Invest AD, the new-look Abu Dhabi Investment Company, has further ramped up efforts to attract institutional capital from around the globe to invest in the Middle East and North Africa (MENA) region by launching four new equity funds.
The rebranding and fund launches are the latest manifestations of the government-backed manager’s strategy to lure more foreign money to its home region. The equity funds target the Gulf Cooperation Council nations, the United Arab Emirates fund, the MENA region, and Emerging Africa.
The name Invest AD was a “call to action,” Nazem Fawwaz Al Kudsi, chief executive of the company, said in a statement, that addressed the underweight positions of the MENA region in many portfolios of global investors, and served to awaken domestic investors to opportunities in their backyard.
On June 5 the company announced it had also entered into a cooperation deal with the Korea Development Bank and Korea Trade Promotion Agency (KOTRA) to boost investment flows between MENA and South Korea, initially through cross-border mergers and acquisitions, and private equity, infrastructure and listed equity investments.
Cho Hwan Eik, president of KOTRA, said in a statement that Middle East investors were investing directly in Asia and Korea.
The South Korean government aims to boost foreign direct investment by 7 per cent to US$12.5 billion this year, and was using “free economic zones”, in which foreign businesses receive varying cuts on corporate, income and local tax, in addition to health care and housing assistance, to spearhead this drive.
In another cross-border deal, Invest AD confirmed that it had bought a stake in a Russian ski resort in the Caucasus mountain range, Gornaya Karusel, which is under development and is scheduled to host ski jumping events during the 2014 Winter Olympics.
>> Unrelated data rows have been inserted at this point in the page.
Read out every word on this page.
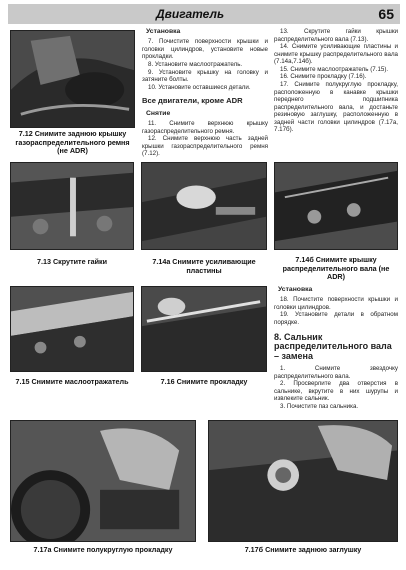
Двигатель	65
7.12 Снимите заднюю крышку газораспределительного ремня (не ADR)
Установка

7. Почистите поверхности крышки и головки цилиндров, установите новые прокладки.

8. Установите маслоотражатель.

9. Установите крышку на головку и затяните болты.

10. Установите оставшиеся детали.

Все двигатели, кроме ADR
Снятие

11. Снимите верхнюю крышку газораспределительного ремня.

12. Снимите верхнюю часть задней крышки газораспределительного ремня (7.12).

13. Скрутите гайки крышки распределительного вала (7.13).

14. Снимите усиливающие пластины и снимите крышку распределительного вала (7.14a,7.14б).

15. Снимите маслоотражатель (7.15).

16. Снимите прокладку (7.16).

17. Снимите полукруглую прокладку, расположенную в канавке крышки переднего подшипника распределительного вала, и достаньте резиновую заглушку, расположенную в задней части головки цилиндров (7.17a, 7.17б).

7.13 Скрутите гайки	7.14а Снимите усиливающие пластины
7.14б Снимите крышку распределительного вала (не ADR)
7.15 Снимите маслоотражатель	7.16 Снимите прокладку
Установка

18. Почистите поверхности крышки и головки цилиндров.

19. Установите детали в обратном порядке.

8. Сальник распределительного вала – замена

1. Снимите звездочку распределительного вала.

2. Просверлите два отверстия в сальнике, вкрутите в них шурупы и извлеките сальник.

3. Почистите паз сальника.

7.17а Снимите полукруглую прокладку	7.17б Снимите заднюю заглушку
The original focus of the Abu Dhabi Investment Company, founded in 1997, was to invest on behalf of the Emirate’s authorities, but it now aims to attract offshore money to invest in the region and alongside the government.
Khalifa M. Al Kindi, chairman of Invest AD, said the region was a destination for investment in addition to being a source of capital, and that governments were legislating to clear bottlenecks obstructing international trade and infrastructure investment.
The fund recently achieved a first close of US$250 million for an infrastructure fund run jointly with UBS.
It expects US$410 billion of infrastructure to be built in the next decade across MENA.